Ironically, (because it is a usually thought as a performance art) improv is one of the few things I did out of true love with no desire to be acknowledged for it at all. In fact, in university, my favourite part of improv was the practices and I seldom participated in the competitions or shows. Improv was always about love of the art for me and the audience just got in the way. But I safeguarded that love, and protected it from being destroyed by not pursuing a career in improv (though it isn’t as if opportunities exactly abound) and somehow keeping it something I did for myself, when I wanted, and having nothing to do with others.
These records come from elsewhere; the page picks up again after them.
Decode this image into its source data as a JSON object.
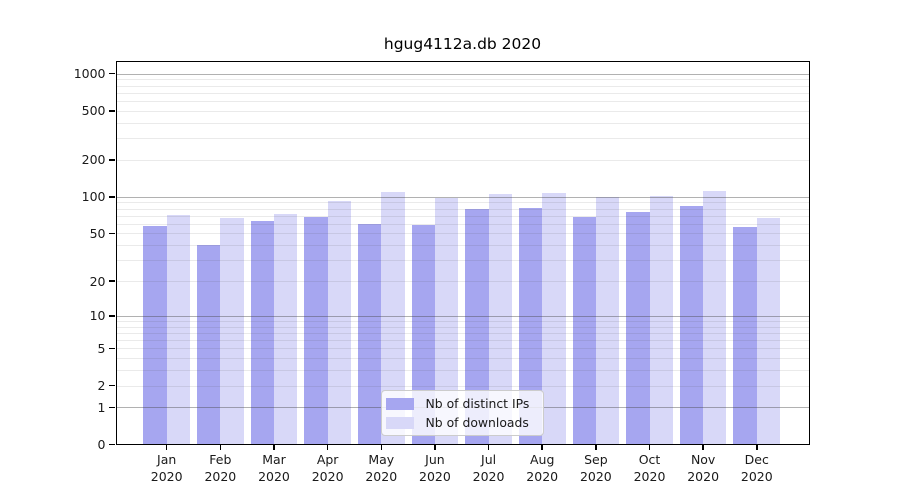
{
  "title": "hgug4112a.db 2020",
  "chart_data": {
    "type": "bar",
    "title": "hgug4112a.db 2020",
    "categories": [
      "Jan",
      "Feb",
      "Mar",
      "Apr",
      "May",
      "Jun",
      "Jul",
      "Aug",
      "Sep",
      "Oct",
      "Nov",
      "Dec"
    ],
    "category_sublabel": "2020",
    "series": [
      {
        "name": "Nb of distinct IPs",
        "color": "#a6a6f0",
        "values": [
          58,
          40,
          63,
          68,
          60,
          59,
          79,
          81,
          68,
          75,
          84,
          56
        ]
      },
      {
        "name": "Nb of downloads",
        "color": "#d8d8f8",
        "values": [
          71,
          67,
          72,
          92,
          109,
          98,
          105,
          108,
          100,
          101,
          112,
          67
        ]
      }
    ],
    "xlabel": "",
    "ylabel": "",
    "y_ticks": [
      0,
      1,
      2,
      5,
      10,
      20,
      50,
      100,
      200,
      500,
      1000
    ],
    "y_major_gridlines": [
      1,
      10,
      100,
      1000
    ],
    "y_scale": "log10(value+1)",
    "ylim": [
      0,
      1258
    ],
    "grid": "horizontal major + minor (2-9 per decade), drawn over bars",
    "legend_position": "inside bottom-center"
  }
}
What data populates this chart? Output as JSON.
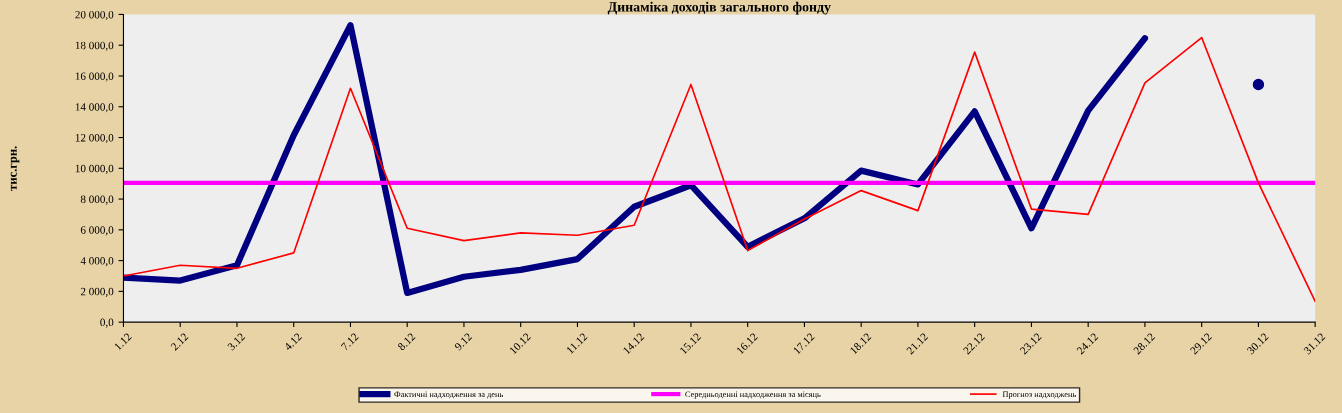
{
  "chart_data": {
    "type": "line",
    "title": "Динаміка доходів загального фонду",
    "ylabel": "тис.грн.",
    "categories": [
      "1.12",
      "2.12",
      "3.12",
      "4.12",
      "7.12",
      "8.12",
      "9.12",
      "10.12",
      "11.12",
      "14.12",
      "15.12",
      "16.12",
      "17.12",
      "18.12",
      "21.12",
      "22.12",
      "23.12",
      "24.12",
      "28.12",
      "29.12",
      "30.12",
      "31.12"
    ],
    "series": [
      {
        "name": "Фактичні надходження за день",
        "color": "#000080",
        "values": [
          2900,
          2700,
          3700,
          12150,
          19300,
          1900,
          2950,
          3400,
          4100,
          7500,
          8900,
          4900,
          6750,
          9850,
          8950,
          13700,
          6100,
          13750,
          18450,
          null,
          15450,
          null
        ]
      },
      {
        "name": "Середньоденні надходження за місяць",
        "color": "#ff00ff",
        "values": [
          9050,
          9050,
          9050,
          9050,
          9050,
          9050,
          9050,
          9050,
          9050,
          9050,
          9050,
          9050,
          9050,
          9050,
          9050,
          9050,
          9050,
          9050,
          9050,
          9050,
          9050,
          9050
        ]
      },
      {
        "name": "Прогноз надходжень",
        "color": "#ff0000",
        "values": [
          3000,
          3700,
          3500,
          4500,
          15200,
          6100,
          5300,
          5800,
          5650,
          6300,
          15450,
          4650,
          6700,
          8550,
          7250,
          17550,
          7350,
          7000,
          15550,
          18500,
          9050,
          1350
        ]
      }
    ],
    "ylim": [
      0,
      20000
    ],
    "yticks": [
      {
        "value": 0,
        "label": "0,0"
      },
      {
        "value": 2000,
        "label": "2 000,0"
      },
      {
        "value": 4000,
        "label": "4 000,0"
      },
      {
        "value": 6000,
        "label": "6 000,0"
      },
      {
        "value": 8000,
        "label": "8 000,0"
      },
      {
        "value": 10000,
        "label": "10 000,0"
      },
      {
        "value": 12000,
        "label": "12 000,0"
      },
      {
        "value": 14000,
        "label": "14 000,0"
      },
      {
        "value": 16000,
        "label": "16 000,0"
      },
      {
        "value": 18000,
        "label": "18 000,0"
      },
      {
        "value": 20000,
        "label": "20 000,0"
      }
    ],
    "grid": false,
    "legend": "bottom",
    "marker": "none",
    "line_style": "solid"
  }
}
Improv allows me to be present. The ego is silenced and it’s all about living in that moment. The greatest improvisers work with their environment and off their co-improvisers flawlessly; they are truly alive. You don’t live off a script, you can’t plan ahead. You don’t know what’s coming. And that feeling is thrilling.
If only I could do that in life. Why can’t I see life as improvisation? That’s what it is after all. It’s one big long-form sketch. But instead I am tuned out, living in the past, thinking about sketches that didn’t go as planned (as if improv were meant to follow a plan), and not connecting with what is here in the now. Forgetting the beauty and passion of the moment!